Pataki calls for Medicaid reform to curb fraud
Newspaper says bad claims cost billions

BY JAY GALLAGHER Albany Bureau Chief  Gannett News Service  July 20, 2005

ALBANY -- On the day that a newspaper reported that the state is losing billions to Medicaid fraud, Gov. George E. Pataki proposed a series of steps designed to curb the losses.

"We have to reform to make sure that every dollar we spend on health care in fact goes to health care," Pataki said.

That apparently hasn't been the case in recent years. A New York Times report said that potentially billions of dollars have been siphoned out of the system, which pays the medical bills of poor people.

Much of it has been lost to providers filing fraudulent claims -- including a Brooklyn dentist who claimed to have performed as many as 991 procedures in one day.

But as the program has skyrocketed in cost -- more than $44.5 billion this year -- efforts by the state Health Department to assure the money is being spent honestly have actually diminished, The Times reported.

"It's shocking. It's mind-numbing," Senate Social Services Committee Chairman Raymond Meier, R-Western, Oneida County, said Tuesday.

"The disgusting thing is we fight these huge battles in Albany every year over chicken feed -- should we take away eye glasses or dental coverage -- while the evidence is there is nobody in the Health Department who cares enough to even check on where the money is going," he said.

Pataki announced he was establishing a new office of Medicaid inspector general to better coordinate anti-fraud efforts. Aides said he would make an appointment to the new post shortly.

He also appointed Paul Schectman, his former top law-enforcement adviser and a former prosecutor, to look at longer-term ways to improve fraud detection.

Pataki also wants State University of New York medical schools to review the medical necessity of some Medicaid procedures, a review of computer technology to better catch cheats and entry into a federal program to catch those who are billing the federal and state governments for the same services.

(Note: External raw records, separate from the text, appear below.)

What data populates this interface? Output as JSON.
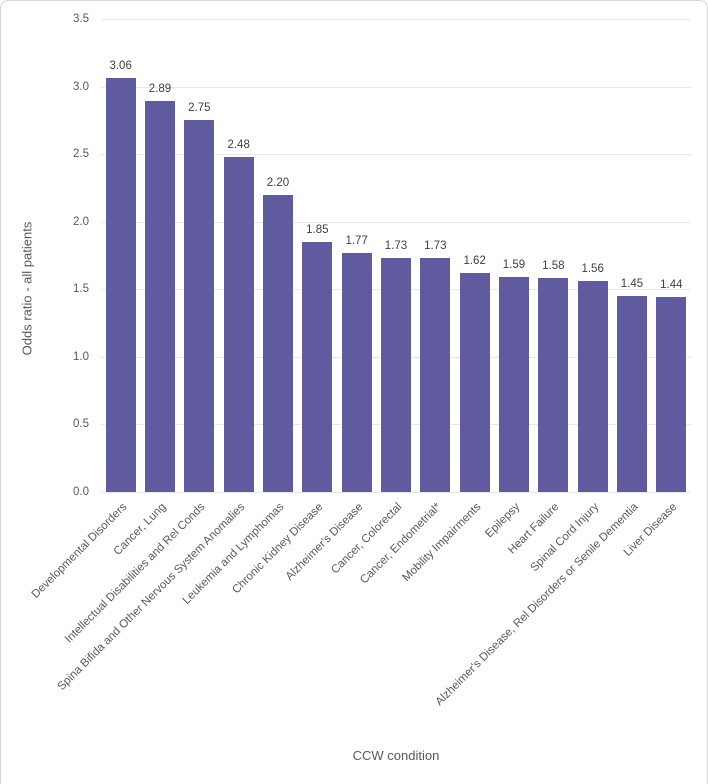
{
  "frame": {
    "background": "#ffffff",
    "border_color": "#d6d6e0"
  },
  "chart_data": {
    "type": "bar",
    "title": "",
    "xlabel": "CCW condition",
    "ylabel": "Odds ratio - all patients",
    "ylim": [
      0,
      3.5
    ],
    "ytick_step": 0.5,
    "grid": true,
    "legend": "none",
    "bar_color": "#5f5b9e",
    "gridline_color": "#e7e7ec",
    "axis_text_color": "#595959",
    "data_label_color": "#404040",
    "categories": [
      "Developmental Disorders",
      "Cancer, Lung",
      "Intellectual Disabilities and Rel Conds",
      "Spina Bifida and Other Nervous System Anomalies",
      "Leukemia and Lymphomas",
      "Chronic Kidney Disease",
      "Alzheimer's Disease",
      "Cancer, Colorectal",
      "Cancer, Endometrial*",
      "Mobility Impairments",
      "Epilepsy",
      "Heart Failure",
      "Spinal Cord Injury",
      "Alzheimer's Disease, Rel Disorders or Senile Dementia",
      "Liver Disease"
    ],
    "values": [
      3.06,
      2.89,
      2.75,
      2.48,
      2.2,
      1.85,
      1.77,
      1.73,
      1.73,
      1.62,
      1.59,
      1.58,
      1.56,
      1.45,
      1.44
    ],
    "data_labels": [
      "3.06",
      "2.89",
      "2.75",
      "2.48",
      "2.20",
      "1.85",
      "1.77",
      "1.73",
      "1.73",
      "1.62",
      "1.59",
      "1.58",
      "1.56",
      "1.45",
      "1.44"
    ]
  }
}
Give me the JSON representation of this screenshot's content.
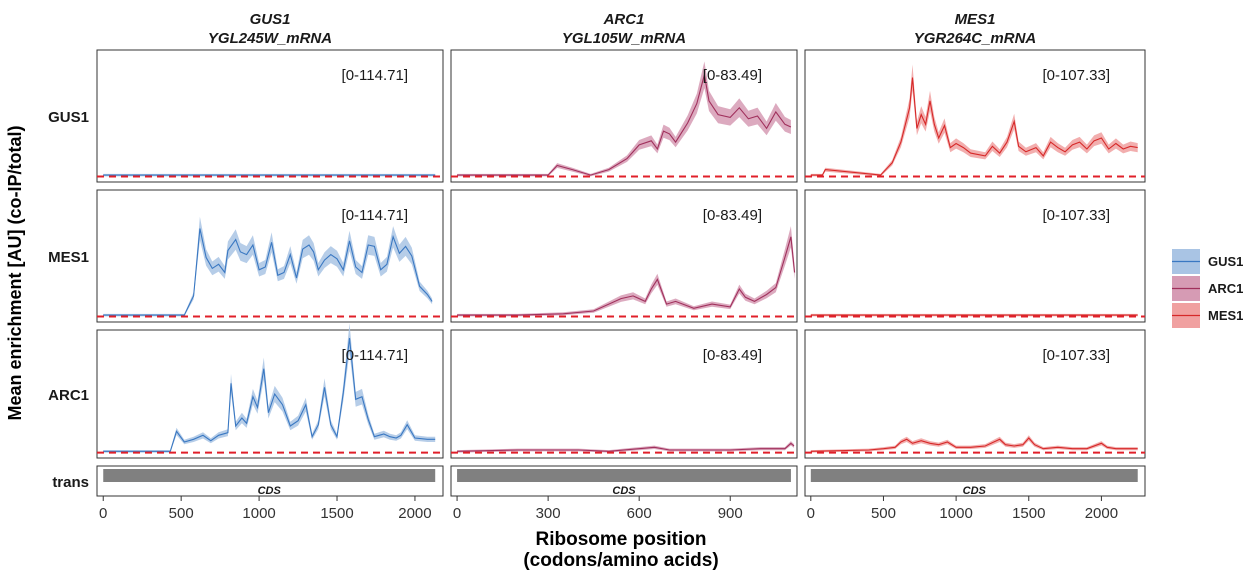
{
  "chart_data": {
    "type": "line",
    "ylabel": "Mean enrichment [AU] (co-IP/total)",
    "xlabel_line1": "Ribosome position",
    "xlabel_line2": "(codons/amino acids)",
    "columns": [
      {
        "gene": "GUS1",
        "mrna": "YGL245W_mRNA",
        "ticks": [
          0,
          500,
          1000,
          1500,
          2000
        ],
        "xlim": [
          -40,
          2180
        ],
        "cds_length": 2130,
        "range_label": "[0-114.71]"
      },
      {
        "gene": "ARC1",
        "mrna": "YGL105W_mRNA",
        "ticks": [
          0,
          300,
          600,
          900
        ],
        "xlim": [
          -20,
          1120
        ],
        "cds_length": 1100,
        "range_label": "[0-83.49]"
      },
      {
        "gene": "MES1",
        "mrna": "YGR264C_mRNA",
        "ticks": [
          0,
          500,
          1000,
          1500,
          2000
        ],
        "xlim": [
          -40,
          2300
        ],
        "cds_length": 2250,
        "range_label": "[0-107.33]"
      }
    ],
    "rows": [
      "GUS1",
      "MES1",
      "ARC1"
    ],
    "track_row_label": "trans",
    "cds_label": "CDS",
    "legend": [
      {
        "name": "GUS1",
        "line": "#3a78c2",
        "fill": "#a9c4e4"
      },
      {
        "name": "ARC1",
        "line": "#a0305c",
        "fill": "#d69bb4"
      },
      {
        "name": "MES1",
        "line": "#d62828",
        "fill": "#f0a0a0"
      }
    ],
    "baseline_color": "#e0202a",
    "panels": [
      {
        "row": "GUS1",
        "col": "GUS1",
        "series": "GUS1",
        "points": [
          [
            0,
            1
          ],
          [
            2130,
            1
          ]
        ]
      },
      {
        "row": "GUS1",
        "col": "ARC1",
        "series": "ARC1",
        "points": [
          [
            0,
            1
          ],
          [
            250,
            1
          ],
          [
            300,
            1
          ],
          [
            330,
            8
          ],
          [
            380,
            5
          ],
          [
            440,
            1
          ],
          [
            500,
            5
          ],
          [
            560,
            13
          ],
          [
            600,
            23
          ],
          [
            640,
            26
          ],
          [
            660,
            20
          ],
          [
            680,
            33
          ],
          [
            700,
            31
          ],
          [
            720,
            25
          ],
          [
            760,
            39
          ],
          [
            790,
            53
          ],
          [
            815,
            74
          ],
          [
            830,
            55
          ],
          [
            860,
            45
          ],
          [
            900,
            43
          ],
          [
            930,
            50
          ],
          [
            960,
            42
          ],
          [
            990,
            44
          ],
          [
            1020,
            35
          ],
          [
            1050,
            47
          ],
          [
            1080,
            38
          ],
          [
            1100,
            36
          ]
        ]
      },
      {
        "row": "GUS1",
        "col": "MES1",
        "series": "MES1",
        "points": [
          [
            0,
            1
          ],
          [
            80,
            1
          ],
          [
            100,
            5
          ],
          [
            480,
            1
          ],
          [
            560,
            10
          ],
          [
            620,
            25
          ],
          [
            680,
            50
          ],
          [
            700,
            72
          ],
          [
            730,
            35
          ],
          [
            760,
            45
          ],
          [
            790,
            38
          ],
          [
            820,
            55
          ],
          [
            850,
            38
          ],
          [
            880,
            28
          ],
          [
            920,
            37
          ],
          [
            960,
            21
          ],
          [
            1000,
            24
          ],
          [
            1050,
            21
          ],
          [
            1100,
            17
          ],
          [
            1200,
            15
          ],
          [
            1250,
            22
          ],
          [
            1300,
            17
          ],
          [
            1350,
            25
          ],
          [
            1400,
            40
          ],
          [
            1430,
            22
          ],
          [
            1480,
            18
          ],
          [
            1550,
            21
          ],
          [
            1600,
            15
          ],
          [
            1650,
            25
          ],
          [
            1700,
            21
          ],
          [
            1750,
            18
          ],
          [
            1800,
            23
          ],
          [
            1850,
            25
          ],
          [
            1900,
            20
          ],
          [
            1950,
            26
          ],
          [
            2000,
            28
          ],
          [
            2050,
            20
          ],
          [
            2100,
            24
          ],
          [
            2150,
            20
          ],
          [
            2200,
            22
          ],
          [
            2250,
            21
          ]
        ]
      },
      {
        "row": "MES1",
        "col": "GUS1",
        "series": "GUS1",
        "points": [
          [
            0,
            1
          ],
          [
            520,
            1
          ],
          [
            580,
            15
          ],
          [
            620,
            64
          ],
          [
            660,
            43
          ],
          [
            700,
            35
          ],
          [
            740,
            38
          ],
          [
            780,
            32
          ],
          [
            800,
            48
          ],
          [
            850,
            56
          ],
          [
            880,
            47
          ],
          [
            920,
            45
          ],
          [
            960,
            52
          ],
          [
            1000,
            34
          ],
          [
            1040,
            36
          ],
          [
            1080,
            54
          ],
          [
            1120,
            30
          ],
          [
            1160,
            32
          ],
          [
            1200,
            45
          ],
          [
            1240,
            28
          ],
          [
            1280,
            49
          ],
          [
            1320,
            52
          ],
          [
            1350,
            47
          ],
          [
            1380,
            34
          ],
          [
            1420,
            41
          ],
          [
            1460,
            45
          ],
          [
            1500,
            42
          ],
          [
            1540,
            34
          ],
          [
            1580,
            55
          ],
          [
            1620,
            36
          ],
          [
            1660,
            32
          ],
          [
            1700,
            52
          ],
          [
            1740,
            51
          ],
          [
            1780,
            34
          ],
          [
            1820,
            38
          ],
          [
            1860,
            58
          ],
          [
            1900,
            46
          ],
          [
            1940,
            51
          ],
          [
            1980,
            44
          ],
          [
            2030,
            22
          ],
          [
            2080,
            16
          ],
          [
            2110,
            11
          ]
        ]
      },
      {
        "row": "MES1",
        "col": "ARC1",
        "series": "ARC1",
        "points": [
          [
            0,
            1
          ],
          [
            200,
            1
          ],
          [
            350,
            2
          ],
          [
            450,
            4
          ],
          [
            540,
            13
          ],
          [
            580,
            15
          ],
          [
            620,
            11
          ],
          [
            640,
            20
          ],
          [
            660,
            27
          ],
          [
            690,
            9
          ],
          [
            720,
            11
          ],
          [
            780,
            6
          ],
          [
            840,
            9
          ],
          [
            900,
            7
          ],
          [
            930,
            20
          ],
          [
            950,
            14
          ],
          [
            980,
            11
          ],
          [
            1020,
            16
          ],
          [
            1050,
            21
          ],
          [
            1080,
            43
          ],
          [
            1100,
            58
          ],
          [
            1112,
            32
          ]
        ]
      },
      {
        "row": "MES1",
        "col": "MES1",
        "series": "MES1",
        "points": [
          [
            0,
            1
          ],
          [
            2250,
            1
          ]
        ]
      },
      {
        "row": "ARC1",
        "col": "GUS1",
        "series": "GUS1",
        "points": [
          [
            0,
            1
          ],
          [
            430,
            1
          ],
          [
            470,
            16
          ],
          [
            520,
            8
          ],
          [
            580,
            10
          ],
          [
            640,
            13
          ],
          [
            690,
            9
          ],
          [
            740,
            13
          ],
          [
            800,
            15
          ],
          [
            820,
            52
          ],
          [
            850,
            20
          ],
          [
            890,
            26
          ],
          [
            920,
            22
          ],
          [
            960,
            42
          ],
          [
            990,
            34
          ],
          [
            1030,
            63
          ],
          [
            1060,
            30
          ],
          [
            1100,
            44
          ],
          [
            1150,
            36
          ],
          [
            1200,
            20
          ],
          [
            1250,
            24
          ],
          [
            1300,
            36
          ],
          [
            1340,
            12
          ],
          [
            1380,
            21
          ],
          [
            1420,
            49
          ],
          [
            1460,
            21
          ],
          [
            1500,
            12
          ],
          [
            1540,
            45
          ],
          [
            1580,
            86
          ],
          [
            1620,
            40
          ],
          [
            1660,
            42
          ],
          [
            1700,
            25
          ],
          [
            1740,
            12
          ],
          [
            1770,
            13
          ],
          [
            1800,
            14
          ],
          [
            1840,
            12
          ],
          [
            1880,
            11
          ],
          [
            1910,
            13
          ],
          [
            1950,
            21
          ],
          [
            2000,
            11
          ],
          [
            2080,
            10
          ],
          [
            2130,
            10
          ]
        ]
      },
      {
        "row": "ARC1",
        "col": "ARC1",
        "series": "ARC1",
        "points": [
          [
            0,
            1
          ],
          [
            200,
            2
          ],
          [
            400,
            2
          ],
          [
            500,
            1
          ],
          [
            600,
            3
          ],
          [
            650,
            4
          ],
          [
            700,
            2
          ],
          [
            800,
            2
          ],
          [
            900,
            2
          ],
          [
            1000,
            3
          ],
          [
            1080,
            3
          ],
          [
            1100,
            7
          ],
          [
            1110,
            5
          ]
        ]
      },
      {
        "row": "ARC1",
        "col": "MES1",
        "series": "MES1",
        "points": [
          [
            0,
            1
          ],
          [
            400,
            2
          ],
          [
            500,
            3
          ],
          [
            580,
            4
          ],
          [
            620,
            8
          ],
          [
            660,
            10
          ],
          [
            700,
            7
          ],
          [
            760,
            9
          ],
          [
            820,
            7
          ],
          [
            880,
            6
          ],
          [
            940,
            8
          ],
          [
            1000,
            4
          ],
          [
            1100,
            4
          ],
          [
            1200,
            5
          ],
          [
            1300,
            10
          ],
          [
            1340,
            6
          ],
          [
            1400,
            5
          ],
          [
            1460,
            6
          ],
          [
            1500,
            11
          ],
          [
            1540,
            6
          ],
          [
            1600,
            3
          ],
          [
            1700,
            4
          ],
          [
            1800,
            3
          ],
          [
            1900,
            3
          ],
          [
            2000,
            7
          ],
          [
            2040,
            4
          ],
          [
            2100,
            3
          ],
          [
            2250,
            3
          ]
        ]
      }
    ]
  }
}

The state's efforts to make sure the Medicaid program -- by far the largest in the country -- spends its money wisely has long been hampered by divided oversight responsibilities.

While the Health Department pays most of the bills and is charged with detecting fraud, the attorney general's office is responsible for prosecutions.

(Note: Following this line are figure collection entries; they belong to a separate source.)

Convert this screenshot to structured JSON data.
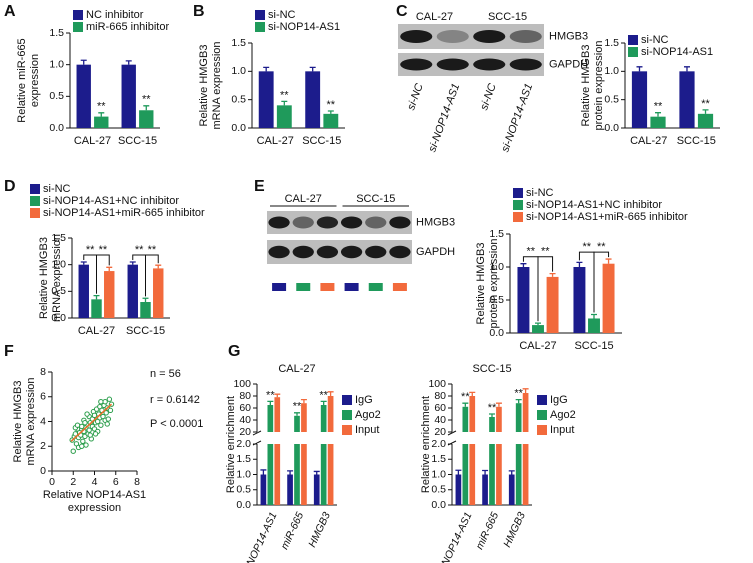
{
  "chart_data": [
    {
      "type": "bar",
      "panel": "A",
      "categories": [
        "CAL-27",
        "SCC-15"
      ],
      "series": [
        {
          "name": "NC inhibitor",
          "color": "#1c1c8c",
          "values": [
            1.0,
            1.0
          ],
          "errors": [
            0.07,
            0.06
          ]
        },
        {
          "name": "miR-665 inhibitor",
          "color": "#1f9a5b",
          "values": [
            0.18,
            0.28
          ],
          "errors": [
            0.06,
            0.07
          ]
        }
      ],
      "y_label": [
        "Relative miR-665",
        "expression"
      ],
      "ylim": [
        0,
        1.5
      ],
      "yticks": [
        {
          "value": 0,
          "label": "0.0"
        },
        0.5,
        {
          "value": 1,
          "label": "1.0"
        },
        1.5
      ],
      "annotations": [
        "**",
        "**"
      ]
    },
    {
      "type": "bar",
      "panel": "B",
      "categories": [
        "CAL-27",
        "SCC-15"
      ],
      "series": [
        {
          "name": "si-NC",
          "color": "#1c1c8c",
          "values": [
            1.0,
            1.0
          ],
          "errors": [
            0.07,
            0.07
          ]
        },
        {
          "name": "si-NOP14-AS1",
          "color": "#1f9a5b",
          "values": [
            0.4,
            0.25
          ],
          "errors": [
            0.07,
            0.05
          ]
        }
      ],
      "y_label": [
        "Relative HMGB3",
        "mRNA expression"
      ],
      "ylim": [
        0,
        1.5
      ],
      "yticks": [
        {
          "value": 0,
          "label": "0.0"
        },
        0.5,
        {
          "value": 1,
          "label": "1.0"
        },
        1.5
      ],
      "annotations": [
        "**",
        "**"
      ]
    },
    {
      "type": "bar",
      "panel": "C",
      "categories": [
        "CAL-27",
        "SCC-15"
      ],
      "blot": {
        "groups": [
          "CAL-27",
          "SCC-15"
        ],
        "rows": [
          "HMGB3",
          "GAPDH"
        ],
        "lanes": [
          "si-NC",
          "si-NOP14-AS1",
          "si-NC",
          "si-NOP14-AS1"
        ]
      },
      "series": [
        {
          "name": "si-NC",
          "color": "#1c1c8c",
          "values": [
            1.0,
            1.0
          ],
          "errors": [
            0.08,
            0.08
          ]
        },
        {
          "name": "si-NOP14-AS1",
          "color": "#1f9a5b",
          "values": [
            0.2,
            0.25
          ],
          "errors": [
            0.07,
            0.07
          ]
        }
      ],
      "y_label": [
        "Relative HMGB3",
        "protein expression"
      ],
      "ylim": [
        0,
        1.5
      ],
      "yticks": [
        {
          "value": 0,
          "label": "0.0"
        },
        0.5,
        {
          "value": 1,
          "label": "1.0"
        },
        1.5
      ],
      "annotations": [
        "**",
        "**"
      ]
    },
    {
      "type": "bar",
      "panel": "D",
      "categories": [
        "CAL-27",
        "SCC-15"
      ],
      "series": [
        {
          "name": "si-NC",
          "color": "#1c1c8c",
          "values": [
            1.0,
            1.0
          ],
          "errors": [
            0.05,
            0.05
          ]
        },
        {
          "name": "si-NOP14-AS1+NC inhibitor",
          "color": "#1f9a5b",
          "values": [
            0.35,
            0.3
          ],
          "errors": [
            0.07,
            0.07
          ]
        },
        {
          "name": "si-NOP14-AS1+miR-665 inhibitor",
          "color": "#f26a3c",
          "values": [
            0.88,
            0.93
          ],
          "errors": [
            0.07,
            0.06
          ]
        }
      ],
      "y_label": [
        "Relative HMGB3",
        "mRNA expression"
      ],
      "ylim": [
        0,
        1.5
      ],
      "yticks": [
        {
          "value": 0,
          "label": "0.0"
        },
        0.5,
        {
          "value": 1,
          "label": "1.0"
        },
        1.5
      ],
      "annotations": [
        "**",
        "**",
        "**",
        "**"
      ]
    },
    {
      "type": "bar",
      "panel": "E",
      "categories": [
        "CAL-27",
        "SCC-15"
      ],
      "blot": {
        "groups": [
          "CAL-27",
          "SCC-15"
        ],
        "rows": [
          "HMGB3",
          "GAPDH"
        ]
      },
      "series": [
        {
          "name": "si-NC",
          "color": "#1c1c8c",
          "values": [
            1.0,
            1.0
          ],
          "errors": [
            0.05,
            0.07
          ]
        },
        {
          "name": "si-NOP14-AS1+NC inhibitor",
          "color": "#1f9a5b",
          "values": [
            0.12,
            0.22
          ],
          "errors": [
            0.03,
            0.06
          ]
        },
        {
          "name": "si-NOP14-AS1+miR-665 inhibitor",
          "color": "#f26a3c",
          "values": [
            0.85,
            1.05
          ],
          "errors": [
            0.05,
            0.07
          ]
        }
      ],
      "y_label": [
        "Relative HMGB3",
        "protein expression"
      ],
      "ylim": [
        0,
        1.5
      ],
      "yticks": [
        {
          "value": 0,
          "label": "0.0"
        },
        0.5,
        {
          "value": 1,
          "label": "1.0"
        },
        1.5
      ],
      "annotations": [
        "**",
        "**",
        "**",
        "**"
      ]
    },
    {
      "type": "scatter",
      "panel": "F",
      "color": "#2a9d4a",
      "x": [
        1.9,
        2.0,
        2.1,
        2.2,
        2.3,
        2.4,
        2.5,
        2.5,
        2.6,
        2.7,
        2.8,
        2.9,
        3.0,
        3.0,
        3.1,
        3.2,
        3.2,
        3.3,
        3.4,
        3.5,
        3.5,
        3.6,
        3.7,
        3.8,
        3.8,
        3.9,
        4.0,
        4.0,
        4.1,
        4.2,
        4.3,
        4.3,
        4.4,
        4.5,
        4.5,
        4.6,
        4.7,
        4.8,
        4.9,
        5.0,
        5.0,
        5.1,
        5.2,
        5.3,
        5.4,
        5.5,
        5.6,
        2.2,
        2.8,
        3.3,
        3.6,
        4.1,
        4.6,
        5.2,
        3.1,
        2.4
      ],
      "y": [
        2.5,
        1.6,
        2.8,
        3.0,
        2.2,
        3.4,
        2.7,
        1.9,
        3.1,
        2.9,
        3.6,
        2.4,
        3.2,
        4.1,
        2.8,
        3.5,
        2.1,
        3.8,
        3.0,
        4.4,
        3.3,
        3.9,
        2.6,
        4.2,
        3.6,
        4.8,
        3.4,
        4.5,
        3.9,
        5.0,
        4.0,
        3.2,
        4.6,
        4.3,
        5.2,
        3.7,
        4.9,
        4.4,
        5.3,
        4.1,
        5.6,
        4.7,
        5.1,
        4.2,
        5.8,
        4.9,
        5.4,
        3.5,
        2.0,
        4.6,
        2.9,
        3.0,
        5.6,
        3.8,
        3.9,
        3.7
      ],
      "fit": {
        "color": "#e8702a",
        "x": [
          1.8,
          5.6
        ],
        "y": [
          2.4,
          5.4
        ]
      },
      "x_label": [
        "Relative NOP14-AS1",
        "expression"
      ],
      "y_label": [
        "Relative HMGB3",
        "mRNA expression"
      ],
      "xlim": [
        0,
        8
      ],
      "xticks": [
        0,
        2,
        4,
        6,
        8
      ],
      "ylim": [
        0,
        8
      ],
      "yticks": [
        0,
        2,
        4,
        6,
        8
      ],
      "annotations": [
        "n = 56",
        "r = 0.6142",
        "P < 0.0001"
      ]
    },
    {
      "type": "bar",
      "panel": "G",
      "title": "CAL-27",
      "categories": [
        "NOP14-AS1",
        "miR-665",
        "HMGB3"
      ],
      "series": [
        {
          "name": "IgG",
          "color": "#1c1c8c",
          "values": [
            1,
            1,
            1
          ],
          "errors": [
            0.15,
            0.12,
            0.1
          ]
        },
        {
          "name": "Ago2",
          "color": "#1f9a5b",
          "values": [
            65,
            47,
            65
          ],
          "errors": [
            6,
            5,
            6
          ]
        },
        {
          "name": "Input",
          "color": "#f26a3c",
          "values": [
            78,
            68,
            80
          ],
          "errors": [
            5,
            6,
            7
          ]
        }
      ],
      "y_label": [
        "Relative enrichment"
      ],
      "ylim": [
        0,
        100
      ],
      "y_break": [
        2,
        20
      ],
      "yticks": [
        {
          "value": 0,
          "label": "0.0"
        },
        0.5,
        {
          "value": 1,
          "label": "1.0"
        },
        1.5,
        {
          "value": 2,
          "label": "2.0"
        },
        20,
        40,
        60,
        80,
        100
      ],
      "annotations": [
        "**",
        "**",
        "**"
      ]
    },
    {
      "type": "bar",
      "title": "SCC-15",
      "categories": [
        "NOP14-AS1",
        "miR-665",
        "HMGB3"
      ],
      "series": [
        {
          "name": "IgG",
          "color": "#1c1c8c",
          "values": [
            1,
            1,
            1
          ],
          "errors": [
            0.14,
            0.13,
            0.12
          ]
        },
        {
          "name": "Ago2",
          "color": "#1f9a5b",
          "values": [
            62,
            45,
            68
          ],
          "errors": [
            6,
            5,
            6
          ]
        },
        {
          "name": "Input",
          "color": "#f26a3c",
          "values": [
            80,
            62,
            85
          ],
          "errors": [
            6,
            6,
            7
          ]
        }
      ],
      "y_label": [
        "Relative enrichment"
      ],
      "ylim": [
        0,
        100
      ],
      "y_break": [
        2,
        20
      ],
      "yticks": [
        {
          "value": 0,
          "label": "0.0"
        },
        0.5,
        {
          "value": 1,
          "label": "1.0"
        },
        1.5,
        {
          "value": 2,
          "label": "2.0"
        },
        20,
        40,
        60,
        80,
        100
      ],
      "annotations": [
        "**",
        "**",
        "**"
      ]
    }
  ]
}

Attorney General Eliot Spitzer has proposed that his office be given the power to examine payments records to look for fraud and also more resources to do more prosecutions.

That's the approach Assembly Speaker Sheldon Silver, D-Manhattan, said Tuesday that he favors.

"We should take the necessary resources and put them in the attorney general's office," he said.

But Spitzer spokesman Darren Dopp said the attorney general welcomed Pataki's proposal.

"It's good that the governor came out with this proposal," he said. "Paul Schectman is a first-rate individual. We look forward to working with him."

The Senate earlier this year passed a bill that would have set up an independent inspector general and toughened penalties for fraud. But it wasn't acted on by the Assembly.

Senate spokesman John McArdle called Pataki's plan "a good and necessary step," but said the Assembly should still pass the Senate proposals.

When the Senate passed the fraud-control measure in May, lawmakers pointed out that the federal General Accounting Office estimated that nationally about 10 percent of Medicaid spending goes to fraud, and that from 2001 to 2003, New York recovered only 72 cents for every dollar it invested in fraud detection.

The federal government pays half the cost of Medicaid in New York, the state about 34 percent and counties 16 percent. Its rapid rise has been frequently cited as the major reason for increases in county sales and property taxes over the last few years.

"Clearly this is a system that is out of control and it leaks billions of dollars a year," Meier said. "This has reached the stage where it is impossible to ignore."